La drammaturgia di Ventura costruisce un flusso di coscienza che non mira a ricostruire la vicenda della profetessa di Apollo, ma a riscriverla come atto politico. Cassandra non racconta il passato: lo usa come lente per leggere il presente. La sua voce, sostenuta dallo spazio sonoro di Dario Arcidiacono, diventa un campo di tensione tra memoria mitica e cronaca contemporanea. Il mito, qui, non è un altrove: è un prisma che rifrange Kiev, Gaza, le macerie di ogni guerra, le vittime senza nome che abitano il nostro tempo.
La regia di Alessio Pizzech lavora sulla nudità del gesto e della parola. Non cerca la monumentalità tragica, ma un’intimità ferita, un corpo che si espone come testimonianza. Aprea, con una presenza scenica di rara precisione, incarna una Cassandra spogliata della sua verginità e della sua funzione profetica, costretta a confrontarsi con il fallimento: non essere riuscita a fermare la guerra, non essere stata ascoltata. Gaia Aprea è una Cassandra che non chiede pietà, ma responsabilità. Che non cerca assoluzione, ma complicità critica.
Il testo insiste su un nodo centrale: la colpa del silenzio. Cassandra non è più soltanto la donna che vede ciò che gli altri non vogliono vedere; è la voce che denuncia la nostra incapacità di ascoltare. Ventura costruisce un monologo che è insieme confessione, accusa, invocazione. La parola diventa un atto etico: disvelare, dire, testimoniare. In questo senso, l’opera si inserisce nella tradizione del teatro politico europeo, ma ne rinnova la forma attraverso la potenza archetipica del mito.
La scelta di collocare Cassandra idealmente tra le rovine delle guerre contemporanee non è un espediente retorico: è un gesto drammaturgico che riattualizza il mito come strumento di lettura del reale. Cassandra diventa un corpo che attraversa i secoli per ricordarci che tutte le guerre sono una bugia, che la violenza si ripete perché continuiamo a ignorare chi la denuncia.
Il mito, così, non è consolazione: è ferita aperta.
La performance di Gaia Aprea è il fulcro dell’intero dispositivo scenico. La sua voce, modulata tra sussurro e invettiva, costruisce un paesaggio emotivo complesso, in cui la fragilità convive con una forza quasi rituale. Aprea non interpreta Cassandra: la abita, la attraversa, la restituisce come figura liminale tra umano e simbolico.

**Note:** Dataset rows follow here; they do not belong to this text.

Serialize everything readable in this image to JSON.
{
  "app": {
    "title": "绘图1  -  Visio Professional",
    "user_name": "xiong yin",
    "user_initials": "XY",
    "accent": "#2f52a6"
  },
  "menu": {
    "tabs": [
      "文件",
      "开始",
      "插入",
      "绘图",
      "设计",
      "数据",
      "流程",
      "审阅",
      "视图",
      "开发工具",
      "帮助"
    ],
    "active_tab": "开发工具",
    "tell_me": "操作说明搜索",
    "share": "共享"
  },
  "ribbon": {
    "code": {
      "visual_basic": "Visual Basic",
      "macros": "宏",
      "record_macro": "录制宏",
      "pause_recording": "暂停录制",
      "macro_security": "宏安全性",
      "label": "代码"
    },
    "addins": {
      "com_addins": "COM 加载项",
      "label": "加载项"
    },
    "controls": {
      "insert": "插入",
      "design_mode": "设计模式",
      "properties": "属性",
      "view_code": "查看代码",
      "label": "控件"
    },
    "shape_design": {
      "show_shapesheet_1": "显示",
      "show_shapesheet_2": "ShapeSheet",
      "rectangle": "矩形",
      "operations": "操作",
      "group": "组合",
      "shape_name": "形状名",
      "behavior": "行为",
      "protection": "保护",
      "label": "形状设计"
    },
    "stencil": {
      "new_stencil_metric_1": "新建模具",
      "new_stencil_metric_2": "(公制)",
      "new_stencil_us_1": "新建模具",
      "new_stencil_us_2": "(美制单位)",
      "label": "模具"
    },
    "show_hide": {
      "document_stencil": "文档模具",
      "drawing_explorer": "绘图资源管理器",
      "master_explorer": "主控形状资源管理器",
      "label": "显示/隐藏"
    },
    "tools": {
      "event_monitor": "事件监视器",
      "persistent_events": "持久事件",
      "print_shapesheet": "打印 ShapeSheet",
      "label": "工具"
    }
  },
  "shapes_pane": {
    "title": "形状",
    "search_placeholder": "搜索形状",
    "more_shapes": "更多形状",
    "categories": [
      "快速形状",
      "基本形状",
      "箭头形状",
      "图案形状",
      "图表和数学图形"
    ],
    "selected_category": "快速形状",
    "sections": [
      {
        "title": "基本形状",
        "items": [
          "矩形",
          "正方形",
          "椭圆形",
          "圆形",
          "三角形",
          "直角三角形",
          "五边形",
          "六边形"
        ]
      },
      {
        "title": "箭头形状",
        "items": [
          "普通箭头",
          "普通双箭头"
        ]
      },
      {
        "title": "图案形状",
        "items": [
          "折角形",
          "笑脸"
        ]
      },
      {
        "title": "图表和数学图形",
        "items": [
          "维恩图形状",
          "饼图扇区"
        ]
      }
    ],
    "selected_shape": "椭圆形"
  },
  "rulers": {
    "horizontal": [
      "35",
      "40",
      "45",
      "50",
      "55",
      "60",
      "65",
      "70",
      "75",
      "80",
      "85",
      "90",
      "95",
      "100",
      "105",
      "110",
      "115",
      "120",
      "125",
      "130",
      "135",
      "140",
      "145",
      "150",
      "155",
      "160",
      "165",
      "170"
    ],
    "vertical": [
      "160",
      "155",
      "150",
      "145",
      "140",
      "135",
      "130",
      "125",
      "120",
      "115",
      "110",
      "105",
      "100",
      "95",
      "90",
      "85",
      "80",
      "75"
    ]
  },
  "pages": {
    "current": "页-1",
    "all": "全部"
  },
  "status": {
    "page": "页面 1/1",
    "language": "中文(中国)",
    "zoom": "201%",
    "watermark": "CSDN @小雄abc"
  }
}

La guerra svelata di Cassandra – Aletheia è una drammaturgia che interroga il nostro presente attraverso la potenza del mito. Un teatro che non offre risposte, ma apre ferite; che non cerca la catarsi, ma la consapevolezza. È un monito, un atto di resistenza, un invito a non voltarsi dall’altra parte. Uno spettacolo necessario.
Giuliano Angeletti
LA GUERRA SVELATA DI CASSANDRA – Aletheia
di Salvatore Ventura
Con Gaia Aprea. Regia Alessio Pizzech. Produzione Nutrimenti Terrestri.